No violation noted during this evaluation.
08/26/2013Risk Factor
Quat ~ 350 - 400 ppm. Hand washing observed. Form 1-B signed and on file. Discussed cooling of side dishes. Person in charge stated that items are usually cooled to 40 degrees before being placed in reach in cooler using ice bath. Recommend encouraging employees to take temperatures of items frequently. Items that were cooked earlier and then cooling during inspection were put in ice bath and placed in walk in freezer. Items were measured at 41 degrees or below before 6 hour cooling limit was reached. Discussed keeping single service items inside of plastic wrapping or original container until needed.
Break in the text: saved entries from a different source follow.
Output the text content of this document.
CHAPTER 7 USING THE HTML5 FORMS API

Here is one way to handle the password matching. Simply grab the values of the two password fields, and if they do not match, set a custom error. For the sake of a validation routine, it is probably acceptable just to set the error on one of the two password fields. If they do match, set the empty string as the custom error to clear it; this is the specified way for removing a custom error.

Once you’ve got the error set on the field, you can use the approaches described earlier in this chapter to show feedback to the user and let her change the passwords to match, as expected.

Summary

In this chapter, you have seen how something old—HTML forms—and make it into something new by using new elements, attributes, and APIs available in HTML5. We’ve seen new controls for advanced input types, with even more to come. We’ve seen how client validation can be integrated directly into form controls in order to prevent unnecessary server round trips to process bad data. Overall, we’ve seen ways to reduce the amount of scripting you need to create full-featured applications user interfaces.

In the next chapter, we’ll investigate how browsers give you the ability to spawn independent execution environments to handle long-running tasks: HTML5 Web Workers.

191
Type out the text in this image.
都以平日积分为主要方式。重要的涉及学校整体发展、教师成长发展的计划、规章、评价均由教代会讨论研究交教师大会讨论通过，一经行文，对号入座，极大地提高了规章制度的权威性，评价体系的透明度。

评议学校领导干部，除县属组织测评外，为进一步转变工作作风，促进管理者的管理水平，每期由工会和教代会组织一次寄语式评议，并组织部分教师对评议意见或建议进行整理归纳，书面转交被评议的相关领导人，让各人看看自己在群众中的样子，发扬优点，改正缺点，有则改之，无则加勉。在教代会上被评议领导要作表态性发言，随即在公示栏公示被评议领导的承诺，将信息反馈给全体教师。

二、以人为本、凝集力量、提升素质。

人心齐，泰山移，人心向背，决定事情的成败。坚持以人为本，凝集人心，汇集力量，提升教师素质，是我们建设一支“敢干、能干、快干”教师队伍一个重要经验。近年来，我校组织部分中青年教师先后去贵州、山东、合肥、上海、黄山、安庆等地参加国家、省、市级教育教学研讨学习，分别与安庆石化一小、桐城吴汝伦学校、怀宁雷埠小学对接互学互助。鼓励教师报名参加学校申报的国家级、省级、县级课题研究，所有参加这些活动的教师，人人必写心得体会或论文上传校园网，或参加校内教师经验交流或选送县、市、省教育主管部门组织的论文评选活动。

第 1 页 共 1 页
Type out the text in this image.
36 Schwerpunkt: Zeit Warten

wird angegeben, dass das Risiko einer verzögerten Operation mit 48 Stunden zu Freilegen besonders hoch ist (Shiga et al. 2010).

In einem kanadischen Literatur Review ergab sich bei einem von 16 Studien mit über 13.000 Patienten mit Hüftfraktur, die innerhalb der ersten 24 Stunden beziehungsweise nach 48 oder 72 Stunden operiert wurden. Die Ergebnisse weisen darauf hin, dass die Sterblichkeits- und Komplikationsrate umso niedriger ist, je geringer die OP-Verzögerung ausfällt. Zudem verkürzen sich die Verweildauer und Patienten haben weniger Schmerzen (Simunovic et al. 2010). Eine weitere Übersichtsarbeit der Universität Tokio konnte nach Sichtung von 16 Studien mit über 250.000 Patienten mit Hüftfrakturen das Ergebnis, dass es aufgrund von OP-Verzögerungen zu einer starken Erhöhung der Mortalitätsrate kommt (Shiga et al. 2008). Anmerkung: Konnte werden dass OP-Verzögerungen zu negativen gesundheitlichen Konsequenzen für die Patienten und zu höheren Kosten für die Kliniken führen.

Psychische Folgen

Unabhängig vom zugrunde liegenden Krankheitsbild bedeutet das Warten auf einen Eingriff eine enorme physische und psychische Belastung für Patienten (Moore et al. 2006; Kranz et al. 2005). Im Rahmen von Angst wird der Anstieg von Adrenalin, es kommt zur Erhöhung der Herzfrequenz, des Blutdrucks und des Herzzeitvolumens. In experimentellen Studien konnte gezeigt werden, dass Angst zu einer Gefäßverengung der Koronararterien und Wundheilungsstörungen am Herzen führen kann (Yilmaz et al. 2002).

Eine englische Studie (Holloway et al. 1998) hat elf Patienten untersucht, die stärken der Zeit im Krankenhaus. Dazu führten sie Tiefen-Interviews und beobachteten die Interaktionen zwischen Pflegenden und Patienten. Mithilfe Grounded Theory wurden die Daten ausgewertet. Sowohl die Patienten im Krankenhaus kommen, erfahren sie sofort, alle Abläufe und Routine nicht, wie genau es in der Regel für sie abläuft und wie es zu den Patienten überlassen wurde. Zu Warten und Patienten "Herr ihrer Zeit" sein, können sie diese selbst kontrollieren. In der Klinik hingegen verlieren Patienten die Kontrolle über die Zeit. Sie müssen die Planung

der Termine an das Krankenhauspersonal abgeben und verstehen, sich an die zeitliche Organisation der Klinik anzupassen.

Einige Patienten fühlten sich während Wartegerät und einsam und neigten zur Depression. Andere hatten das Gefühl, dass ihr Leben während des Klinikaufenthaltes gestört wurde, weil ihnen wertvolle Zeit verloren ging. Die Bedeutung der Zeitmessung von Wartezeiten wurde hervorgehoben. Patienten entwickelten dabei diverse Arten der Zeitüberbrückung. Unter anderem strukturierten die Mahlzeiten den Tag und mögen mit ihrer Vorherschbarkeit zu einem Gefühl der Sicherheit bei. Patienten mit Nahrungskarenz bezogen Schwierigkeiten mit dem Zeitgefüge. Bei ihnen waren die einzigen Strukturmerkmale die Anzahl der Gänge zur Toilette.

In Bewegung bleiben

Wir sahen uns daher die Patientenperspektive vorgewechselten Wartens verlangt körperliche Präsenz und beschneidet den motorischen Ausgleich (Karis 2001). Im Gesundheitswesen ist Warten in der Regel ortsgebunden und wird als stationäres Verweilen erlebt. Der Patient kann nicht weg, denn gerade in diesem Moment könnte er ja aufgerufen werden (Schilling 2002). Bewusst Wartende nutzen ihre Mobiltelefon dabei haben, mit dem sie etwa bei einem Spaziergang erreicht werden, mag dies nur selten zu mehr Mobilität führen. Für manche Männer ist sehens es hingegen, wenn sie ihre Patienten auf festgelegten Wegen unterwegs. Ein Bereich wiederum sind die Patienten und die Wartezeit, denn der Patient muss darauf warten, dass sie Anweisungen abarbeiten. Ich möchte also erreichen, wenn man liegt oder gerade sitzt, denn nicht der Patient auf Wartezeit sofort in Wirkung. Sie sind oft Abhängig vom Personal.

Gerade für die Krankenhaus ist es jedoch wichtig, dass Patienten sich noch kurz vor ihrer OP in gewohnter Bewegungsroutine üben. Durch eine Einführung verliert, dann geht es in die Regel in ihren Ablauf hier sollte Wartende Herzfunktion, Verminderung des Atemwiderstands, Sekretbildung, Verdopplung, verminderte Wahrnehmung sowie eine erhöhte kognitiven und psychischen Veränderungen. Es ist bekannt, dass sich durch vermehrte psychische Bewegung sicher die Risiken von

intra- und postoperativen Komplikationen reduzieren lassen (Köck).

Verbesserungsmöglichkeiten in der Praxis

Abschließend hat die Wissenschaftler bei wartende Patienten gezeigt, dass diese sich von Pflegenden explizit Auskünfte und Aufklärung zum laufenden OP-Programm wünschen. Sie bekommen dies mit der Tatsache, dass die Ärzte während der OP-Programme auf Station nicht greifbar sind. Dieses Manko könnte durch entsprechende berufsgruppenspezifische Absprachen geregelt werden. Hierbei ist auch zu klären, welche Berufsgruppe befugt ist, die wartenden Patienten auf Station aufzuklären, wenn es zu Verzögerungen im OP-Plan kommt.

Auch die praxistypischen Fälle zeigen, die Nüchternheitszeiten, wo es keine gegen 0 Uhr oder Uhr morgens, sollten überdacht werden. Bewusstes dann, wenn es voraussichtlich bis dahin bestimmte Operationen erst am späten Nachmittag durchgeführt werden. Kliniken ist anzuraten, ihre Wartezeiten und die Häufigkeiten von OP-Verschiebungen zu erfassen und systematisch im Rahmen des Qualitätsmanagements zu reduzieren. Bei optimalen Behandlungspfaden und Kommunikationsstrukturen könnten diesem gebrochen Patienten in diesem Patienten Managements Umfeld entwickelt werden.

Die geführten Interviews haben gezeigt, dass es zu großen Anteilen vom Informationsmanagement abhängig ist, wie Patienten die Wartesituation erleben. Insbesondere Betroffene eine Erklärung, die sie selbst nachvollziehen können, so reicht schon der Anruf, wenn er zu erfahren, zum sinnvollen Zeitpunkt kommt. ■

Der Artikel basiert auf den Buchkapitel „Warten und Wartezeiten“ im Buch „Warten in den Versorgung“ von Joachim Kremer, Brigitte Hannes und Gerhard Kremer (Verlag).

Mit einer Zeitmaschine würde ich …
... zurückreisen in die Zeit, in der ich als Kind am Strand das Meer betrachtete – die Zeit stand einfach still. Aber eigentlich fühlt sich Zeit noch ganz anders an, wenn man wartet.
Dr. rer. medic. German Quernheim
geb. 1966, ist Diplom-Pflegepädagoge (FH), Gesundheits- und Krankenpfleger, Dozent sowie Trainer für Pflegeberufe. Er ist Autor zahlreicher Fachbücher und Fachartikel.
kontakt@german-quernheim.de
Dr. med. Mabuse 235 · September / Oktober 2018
Recommended monitoring beverage air reach in cooler to ensure that it is maintaining items at 41 degrees.
  • Handwashing Lavatory, Water Temperature, and Flow
    Observation: Observed water from the handwashing sinks at men's and women's restrooms measuring at a temperature less than 100°F.
    Correction: Recommend making necessary adjustments to valves and lines serving the handsink to provide water of at least 100°F to allow more effective removal of fatty soils encountered in kitchens.
05/09/2013Risk Factor
Quat sanitizer 275 ppm. 3 basin sink 110 degrees. Good hand washing observed. Form 1-B signed.
  • Hand Drying Provision
    Observation: Observed paper towel dispenser at handsink not functioning properly to provide paper towels.
    Correction: Recommend providing hand drying provisions at all hand sinks.